When you think about having a diverse portfolio, you think about diverse asset classes (such as a mixture of stocks and bonds). Alternatively, if you are just concerned with stocks, you might think diversity is a mixture of companies in different industries. I say there is another way to think about diversity, and that is the diversity of holdings among companies that are cash-flow-positive and cash-flow-negative.
In my previous blog that I posted on February 12, I said one way to analyze companies is to look at their cash flow and determine whether they generate and throw off cash flow from their operations, or if they require additional cash flow in order to continue to operate and to achieve their goals. You should look at your stock portfolio in the same way. At an even higher level, you should look at your overall portfolio in the same way.
Let’s first take an entire portfolio that is a mixture of stocks and bonds. The bonds are current cash flow to you, although the amount of cash flow may not be that great because interest rates are currently low, albeit rising. Stocks may be cash flow positive or negative, depending on where they are in their development cycle. If you have a larger percentage of your assets in bonds, should you balance that out by having a larger percentage of your stock portfolio invested in high-tech, high-beta companies that are early in their cycle and will require additional cash to be successful? That is certainly a viable asset mix strategy. Or should you avoid the risk of cash-flow-negative stocks altogether? It depends on your goals, wants and needs with respect to returns and your own cash flow. Your age of course plays a role. The older you are, the less time you have for a young company to come to fruition. You might not be around any more when it does.

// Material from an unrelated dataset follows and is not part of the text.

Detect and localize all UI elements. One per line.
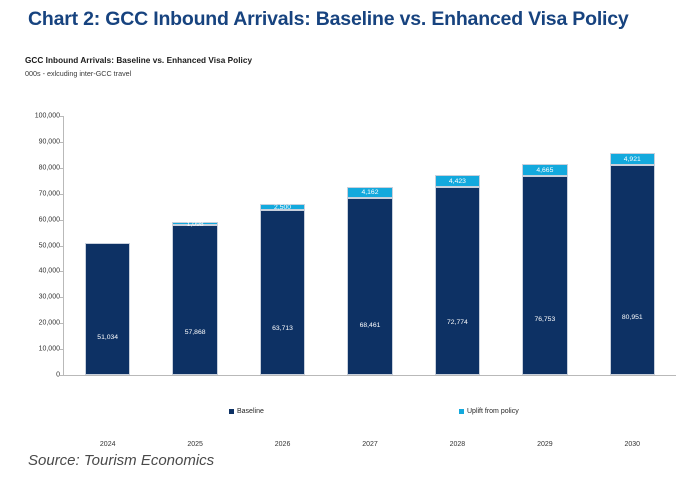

Now, let’s take just a stock portfolio. If stocks are the entire universe of what you invest in, perhaps because you are young, have a job, and are willing to take a greater level of risk in your investing, then I would recommend that you make sure you have a good mixture of ownership of companies that are cash-flow-positive and cash-flow-negative. If you do so, you are diverse because the cash-flow-positive companies will probably provide support and downside protection for the companies earlier in their development cycle. If you are high-tech investor specialist, for example, for every new, innovative cloud-computing or cyber-security company that may have recently IPO’d, make sure you balance out by owning companies like Apple, Microsoft, and Intel that spin off buckets of cash flow. In the medical sector, for every biotech you own, make sure you also own a Merck, J&J, or Bristol-Myers, all of which generate cash flow and dividends. If you are excited about the upcoming IPO’s of Uber and Lyft, both of which are a long ways from being cash flow positive, go ahead and jump in, but don’t bet the farm.
You will be able to keep up with the indexes only if you own some companies that are high-risk and high-reward. Warren Buffet can make money owning only cash-flow-positive companies because he can buy the entire company and therefore control its cash flow. You cannot. You need to give yourself a shot at some upside by making sure you own companies that have more upside than companies that are already established.
Looking at differing cash flow models as a way to diversify your portfolio is not necessarily a substitute for traditional models of diversity, such as having a mixture of stocks and bonds. However, it is another layer and another way to think about how you structure your portfolio, either among the general mixture of asset classes or among stocks specifically.